Institution nationale de défense des droits de l’homme

Le Comité prend note avec satisfaction de l’adoption par le Parlement, en avril 2015, de la loi portant création d’une nouvelle institution nationale de défense des droits de l’homme. Le Comité relève toutefois que la nouvelle institution n’est pas encore pleinement établie étant donné que le directeur et le conseil consultatif n’ont pas été nommés (art. 2).

Le Comité encourage l’État partie à achever la mise en place de l’institution nationale de défense des droits de l’homme nouvellement créée ainsi qu’à la soutenir dans sa demande d’accréditation auprès du Comité international de coordination des institutions nationales pour la promotion et la protection des droits de l’homme et à la doter des ressources humaines et financières qui lui seront nécessaires pour mener à bien son mandat, conformément aux Principes concernant le statut des institutions nationales pour la promotion et la protection des droits de l’homme (Principes de Paris).

Discours de haine raciale, notamment sur Internet, et incitation à la haine raciale

Tout en prenant note de la position de l’État partie concernant la manière de lutter contre les discours haineux, le Comité est préoccupé par la multiplication des discours haineux et xénophobes tenus par des personnalités politiques ou dans les médias et autres tribunes publiques, notamment Internet, ce qui contribue à alimenter la haine raciale, l’intolérance, les stéréotypes, les préjugés et la stigmatisation dont font l’objet les minorités ethniques et nationales ainsi que les peuples autochtones tels que les Sâmes, les migrants non originaires d’Europe occidentale, les Roms et les demandeurs d’asile. En outre, le Comité s’inquiète de ce que l’article 135a du Code pénal, qui réprime les propos discriminatoires et les discours haineux, n’est pas toujours appliqué de manière adéquate et efficace pour prévenir et combattre les discours haineux, en particulier lorsqu’il s’agit de poursuivre les personnes responsables. Tout en notant que l’État partie a déjà pris certaines mesures à cet égard, le Comité est préoccupé par l’absence de stratégie à long terme visant à lutter fermement contre les discours haineux (art. 2, 4, 5 et 6).

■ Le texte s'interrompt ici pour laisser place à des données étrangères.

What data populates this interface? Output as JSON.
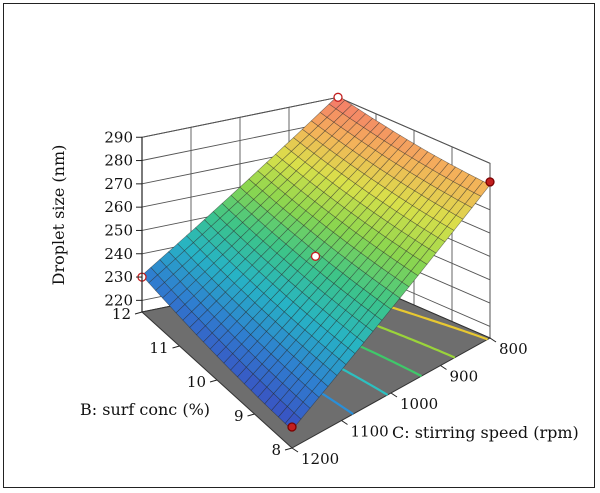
{
  "chart_data": {
    "type": "surface3d",
    "title": "",
    "z_axis": {
      "label": "Droplet size (nm)",
      "ticks": [
        220,
        230,
        240,
        250,
        260,
        270,
        280,
        290
      ],
      "range": [
        215,
        290
      ]
    },
    "b_axis": {
      "label": "B: surf conc (%)",
      "ticks": [
        8,
        9,
        10,
        11,
        12
      ],
      "range": [
        8,
        12
      ]
    },
    "c_axis": {
      "label": "C: stirring speed (rpm)",
      "ticks": [
        800,
        900,
        1000,
        1100,
        1200
      ],
      "range": [
        800,
        1200
      ]
    },
    "grid": true,
    "colormap": [
      "#3b4cc0",
      "#2f7fd0",
      "#27b3c5",
      "#3cc48a",
      "#8bd64f",
      "#d9e04a",
      "#f4b15a",
      "#f47a6a"
    ],
    "surface_corners": [
      {
        "B": 12,
        "C": 1200,
        "droplet_size": 230
      },
      {
        "B": 12,
        "C": 800,
        "droplet_size": 290
      },
      {
        "B": 8,
        "C": 800,
        "droplet_size": 280
      },
      {
        "B": 8,
        "C": 1200,
        "droplet_size": 222
      }
    ],
    "design_points": [
      {
        "B": 12,
        "C": 1200,
        "droplet_size": 230
      },
      {
        "B": 12,
        "C": 800,
        "droplet_size": 290
      },
      {
        "B": 8,
        "C": 800,
        "droplet_size": 282
      },
      {
        "B": 8,
        "C": 1200,
        "droplet_size": 224
      },
      {
        "B": 10,
        "C": 1000,
        "droplet_size": 252
      }
    ],
    "floor_contours": [
      {
        "level": 240,
        "color": "#2a8fd8"
      },
      {
        "level": 250,
        "color": "#2cc0c0"
      },
      {
        "level": 260,
        "color": "#3fc86a"
      },
      {
        "level": 270,
        "color": "#9ad43a"
      },
      {
        "level": 280,
        "color": "#e8c830"
      }
    ]
  }
}
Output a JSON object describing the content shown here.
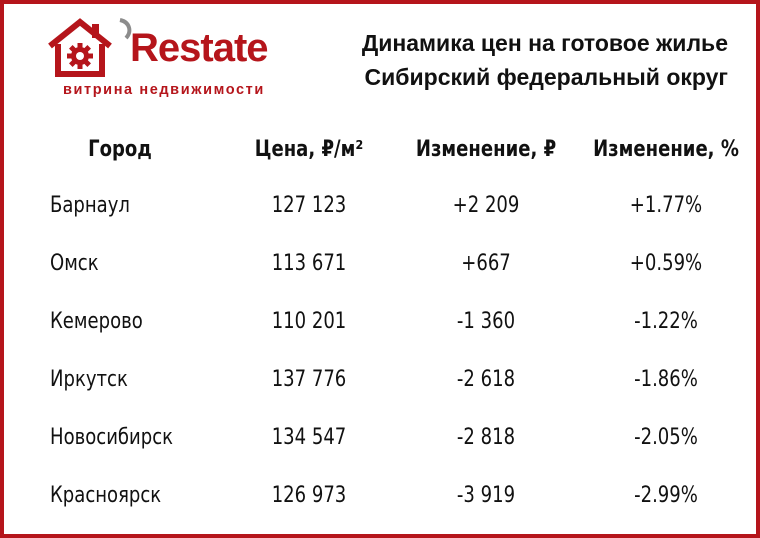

À la lumière de ses recommandations générales n o s 7 (1985) et 15  (1993) concernant l’application de l’article 4 de la Convention et de sa recommandation générale n o 30  (2004) sur la discrimination contre les non-ressortissants, et rappelant sa recommandation générale n o 35  (2013) sur la lutte contre les discours de haine raciale, le Comité rappelle à l’État partie qu’il est important de garantir les droits des groupes vulnérables qui ont besoin d’être protégés contre les discours haineux et lui recommande de prendre les mesures nécessaires pour :   

a) Condamner fermement les discours haineux et les propos xénophobes tenus par certains personnages politiques et professionnels des médias et s’en distancer, et demander aux personnalités politiques et aux professionnels des médias de faire en sorte que leurs déclarations publiques n’alimentent pas l’intolérance, la stigmatisation et l’incitation à la haine;

b) Veiller à ce que les discours haineux fassent l’objet d’enquêtes pénales efficaces, à ce que les auteurs présumés soient poursuivis et, s’ils sont reconnus coupables, à ce qu’ils soient condamnés;

c) Collecter et fournir des données statistiques sur le nombre de cas de discours haineux signalés, le nombre d’affaires portées devant les tribunaux et l’issue de ces affaires;

d) Mener des campagnes de sensibilisation pour lutter contre les discours haineux, élaborer une stratégie à long terme pour combattre efficacement ce phénomène et œuvrer pour qu’il soit donné suite au rapport sur la responsabilité des médias publié en 2011;

e) Effectuer des recherches sur la prévalence et les effets néfastes des discours haineux et inclure ces informations dans les programmes scolaires et les matériels pédagogiques.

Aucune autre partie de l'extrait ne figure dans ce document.